La abstinencia no le hace bien a la zona íntima femenina, la cual notará una serie de cambios cuando no hay intimidad
5 cosas que le suceden a la vagina cuando no se tiene sexo
La vagina sufre mucho sin sexo.
Foto: Shutterstock

En varias ocasiones ya hemos hablado de los beneficios que deja el sexo, tanto a nivel emocional como físico, ya que no solo ayuda a conciliar mejor el sueño, sino que es un gran refuerzo para el sistema inmunológico.

Pero todos esos beneficios se pierden una vez que dejas de vivir orgasmos de forma frecuente, aunque con eso no te decimos que debas renunciar a tu vida diaria, e incluso al descanso, para darle rienda suelta a la pasión, en cualquier lugar y en todo momento.

Aunque las mujeres deben poner atención a esto, ya que físicamente una de las partes que se ve más afectada cuando hay ausencia de sexo es la vagina. Debes saber que este, al estimularla, hace que en ella circule sangre oxigenada y rica en nutrientes, lo cual ayuda a que el tejido se mantenga flexible, elástico y lubricado.

En seguida, te decimos algunas de las cosas que notarás en tu vagina si dejas de tener relaciones sexuales durante un periodo prolongado.

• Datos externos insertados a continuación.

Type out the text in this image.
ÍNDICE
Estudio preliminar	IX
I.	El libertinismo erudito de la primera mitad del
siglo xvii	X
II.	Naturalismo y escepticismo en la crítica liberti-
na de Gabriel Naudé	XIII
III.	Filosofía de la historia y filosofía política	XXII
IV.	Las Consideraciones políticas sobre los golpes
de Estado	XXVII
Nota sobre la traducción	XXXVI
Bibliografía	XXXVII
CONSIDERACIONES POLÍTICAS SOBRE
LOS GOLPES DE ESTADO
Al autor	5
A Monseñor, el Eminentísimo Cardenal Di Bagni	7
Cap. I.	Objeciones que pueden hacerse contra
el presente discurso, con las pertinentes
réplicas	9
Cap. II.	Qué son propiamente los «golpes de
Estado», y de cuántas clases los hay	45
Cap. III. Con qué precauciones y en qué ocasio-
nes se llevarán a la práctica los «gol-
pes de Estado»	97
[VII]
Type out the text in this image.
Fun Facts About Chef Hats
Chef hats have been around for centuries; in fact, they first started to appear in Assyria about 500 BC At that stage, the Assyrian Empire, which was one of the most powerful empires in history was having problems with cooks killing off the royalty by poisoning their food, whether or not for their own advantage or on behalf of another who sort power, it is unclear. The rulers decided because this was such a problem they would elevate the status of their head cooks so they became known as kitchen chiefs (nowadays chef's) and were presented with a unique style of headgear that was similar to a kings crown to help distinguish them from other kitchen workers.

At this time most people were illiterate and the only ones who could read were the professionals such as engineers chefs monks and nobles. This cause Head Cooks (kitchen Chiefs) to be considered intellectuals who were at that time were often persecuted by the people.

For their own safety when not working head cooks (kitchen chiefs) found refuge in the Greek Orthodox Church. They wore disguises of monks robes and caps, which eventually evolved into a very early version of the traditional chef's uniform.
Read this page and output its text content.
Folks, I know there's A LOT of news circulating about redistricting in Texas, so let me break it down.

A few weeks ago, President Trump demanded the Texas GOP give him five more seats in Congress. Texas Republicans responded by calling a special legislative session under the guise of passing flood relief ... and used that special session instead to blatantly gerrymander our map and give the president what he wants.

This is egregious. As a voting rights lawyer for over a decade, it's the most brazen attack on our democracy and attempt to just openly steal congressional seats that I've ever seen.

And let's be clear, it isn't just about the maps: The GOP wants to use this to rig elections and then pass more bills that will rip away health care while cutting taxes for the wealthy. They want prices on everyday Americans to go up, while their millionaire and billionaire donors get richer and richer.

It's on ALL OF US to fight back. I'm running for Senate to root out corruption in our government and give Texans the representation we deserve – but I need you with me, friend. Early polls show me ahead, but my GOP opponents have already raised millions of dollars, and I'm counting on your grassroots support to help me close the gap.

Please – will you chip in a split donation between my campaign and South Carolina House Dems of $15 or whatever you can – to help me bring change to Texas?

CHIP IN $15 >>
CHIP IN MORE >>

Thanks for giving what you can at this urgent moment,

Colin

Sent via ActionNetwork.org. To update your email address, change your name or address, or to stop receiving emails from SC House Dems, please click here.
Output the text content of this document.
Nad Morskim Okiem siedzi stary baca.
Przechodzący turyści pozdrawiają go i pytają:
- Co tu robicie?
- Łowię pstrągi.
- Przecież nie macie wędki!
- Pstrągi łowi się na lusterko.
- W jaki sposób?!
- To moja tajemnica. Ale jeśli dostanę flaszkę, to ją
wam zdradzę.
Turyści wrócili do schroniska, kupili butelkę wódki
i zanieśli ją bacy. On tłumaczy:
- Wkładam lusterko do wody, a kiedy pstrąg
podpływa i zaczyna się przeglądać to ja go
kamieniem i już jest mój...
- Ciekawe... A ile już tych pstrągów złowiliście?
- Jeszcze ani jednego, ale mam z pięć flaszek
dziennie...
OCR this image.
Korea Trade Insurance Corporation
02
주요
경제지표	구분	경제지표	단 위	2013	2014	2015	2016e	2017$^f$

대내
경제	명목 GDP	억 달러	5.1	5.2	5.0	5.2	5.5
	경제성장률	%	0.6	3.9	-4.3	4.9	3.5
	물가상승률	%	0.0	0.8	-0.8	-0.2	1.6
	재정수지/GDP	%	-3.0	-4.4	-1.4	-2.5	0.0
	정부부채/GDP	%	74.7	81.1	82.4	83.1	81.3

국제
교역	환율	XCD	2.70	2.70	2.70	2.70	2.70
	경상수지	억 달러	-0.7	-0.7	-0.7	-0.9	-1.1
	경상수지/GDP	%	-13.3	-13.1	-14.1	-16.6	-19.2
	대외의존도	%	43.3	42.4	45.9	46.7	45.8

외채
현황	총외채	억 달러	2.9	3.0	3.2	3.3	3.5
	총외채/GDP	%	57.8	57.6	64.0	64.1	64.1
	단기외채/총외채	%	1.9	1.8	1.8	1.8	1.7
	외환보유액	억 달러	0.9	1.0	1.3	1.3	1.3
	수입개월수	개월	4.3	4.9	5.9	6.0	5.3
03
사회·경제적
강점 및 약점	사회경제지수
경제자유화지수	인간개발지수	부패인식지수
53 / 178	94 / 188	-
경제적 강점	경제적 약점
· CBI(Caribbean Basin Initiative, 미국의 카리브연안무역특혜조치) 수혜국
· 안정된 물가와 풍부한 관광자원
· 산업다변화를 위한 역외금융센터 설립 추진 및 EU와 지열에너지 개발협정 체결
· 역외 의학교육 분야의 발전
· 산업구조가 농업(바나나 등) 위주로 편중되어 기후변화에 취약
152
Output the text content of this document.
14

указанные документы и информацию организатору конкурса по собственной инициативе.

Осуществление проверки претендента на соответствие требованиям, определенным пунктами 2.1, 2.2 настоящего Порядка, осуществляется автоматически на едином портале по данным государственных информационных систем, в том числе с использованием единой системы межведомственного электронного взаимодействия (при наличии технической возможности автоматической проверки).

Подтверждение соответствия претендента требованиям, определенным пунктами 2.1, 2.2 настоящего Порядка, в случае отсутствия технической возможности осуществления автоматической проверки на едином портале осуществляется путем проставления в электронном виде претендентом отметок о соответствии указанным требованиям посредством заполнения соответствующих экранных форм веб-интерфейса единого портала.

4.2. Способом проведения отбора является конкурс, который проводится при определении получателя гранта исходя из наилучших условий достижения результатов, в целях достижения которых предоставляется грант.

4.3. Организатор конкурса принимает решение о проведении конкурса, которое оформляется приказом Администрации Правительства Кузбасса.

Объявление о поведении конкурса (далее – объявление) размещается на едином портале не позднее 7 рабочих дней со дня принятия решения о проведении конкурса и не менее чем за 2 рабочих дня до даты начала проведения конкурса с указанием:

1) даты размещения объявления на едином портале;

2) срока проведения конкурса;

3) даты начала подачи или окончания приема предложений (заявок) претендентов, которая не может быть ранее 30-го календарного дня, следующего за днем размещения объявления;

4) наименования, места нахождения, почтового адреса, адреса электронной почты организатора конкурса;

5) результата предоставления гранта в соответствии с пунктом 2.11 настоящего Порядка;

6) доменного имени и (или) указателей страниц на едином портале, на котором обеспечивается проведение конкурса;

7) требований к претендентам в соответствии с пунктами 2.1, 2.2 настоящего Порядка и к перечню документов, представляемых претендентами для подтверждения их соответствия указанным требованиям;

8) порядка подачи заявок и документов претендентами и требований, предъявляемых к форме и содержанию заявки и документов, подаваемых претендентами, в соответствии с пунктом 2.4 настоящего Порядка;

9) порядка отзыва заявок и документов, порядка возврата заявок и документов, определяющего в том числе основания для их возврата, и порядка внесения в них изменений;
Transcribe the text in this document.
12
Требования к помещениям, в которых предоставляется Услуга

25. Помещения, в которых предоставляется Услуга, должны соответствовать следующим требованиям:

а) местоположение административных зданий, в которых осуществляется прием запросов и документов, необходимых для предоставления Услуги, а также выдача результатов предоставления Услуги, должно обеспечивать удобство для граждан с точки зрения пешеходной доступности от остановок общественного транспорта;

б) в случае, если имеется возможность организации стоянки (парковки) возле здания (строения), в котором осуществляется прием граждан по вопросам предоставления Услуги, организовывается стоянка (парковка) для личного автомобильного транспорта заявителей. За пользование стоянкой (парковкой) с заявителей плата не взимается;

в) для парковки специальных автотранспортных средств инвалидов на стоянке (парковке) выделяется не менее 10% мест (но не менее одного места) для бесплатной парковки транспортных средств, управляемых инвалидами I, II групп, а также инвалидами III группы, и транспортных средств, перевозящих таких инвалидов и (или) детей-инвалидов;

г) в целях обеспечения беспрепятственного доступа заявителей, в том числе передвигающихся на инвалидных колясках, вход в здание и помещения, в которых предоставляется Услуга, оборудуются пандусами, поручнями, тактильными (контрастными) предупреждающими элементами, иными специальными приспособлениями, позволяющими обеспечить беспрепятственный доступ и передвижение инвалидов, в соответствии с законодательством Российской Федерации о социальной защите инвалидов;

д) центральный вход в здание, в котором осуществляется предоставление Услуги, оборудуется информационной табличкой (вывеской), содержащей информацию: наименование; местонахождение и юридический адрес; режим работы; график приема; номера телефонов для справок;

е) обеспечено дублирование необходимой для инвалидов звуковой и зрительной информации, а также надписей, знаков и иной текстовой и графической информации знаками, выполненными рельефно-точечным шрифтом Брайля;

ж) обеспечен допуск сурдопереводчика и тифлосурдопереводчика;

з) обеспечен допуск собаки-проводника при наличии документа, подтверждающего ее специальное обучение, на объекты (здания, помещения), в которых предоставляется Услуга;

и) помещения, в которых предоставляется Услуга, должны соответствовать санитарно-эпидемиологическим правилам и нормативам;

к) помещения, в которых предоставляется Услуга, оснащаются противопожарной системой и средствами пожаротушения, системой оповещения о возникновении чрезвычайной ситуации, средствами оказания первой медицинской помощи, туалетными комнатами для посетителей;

Teóricamente, no se hace más estrecha

Dejar de tener sexo hace que no se tonifique el suelo pélvico; sin embargo no hay ninguna modificación física en ella. Si sientes eso, quizá esté relacionado con la falta de lubricación o exceso de tensión en la zona.

Cuesta más trabajo llegar al orgasmo

Es una cuestión más mental que física y suele ser generado por la falta de relajación, ya que una parte del cerebro se “desconecta” durante el orgasmo.

Cambios en tu respuesta sexual

Si has dejado el sexo a un lado y otras cosas (masturbación, uso de juguetes sexuales), puedes notar un cambio temporal en tu respuesta a estímulos eróticos.

Cambios en los síntomas premenstruales

Algunos especialistas aseguran que aquellas mujeres que han dejado de vivir orgasmos por un tiempo prolongado sufrirán de más cólicos, ya que estos ayudan a aliviar el dolor y la tensión.

Falta de lubricación

El deseo sexual genera lo necesario para mantener a la vagina lubricada, si no es así, sufrirás de resequedad.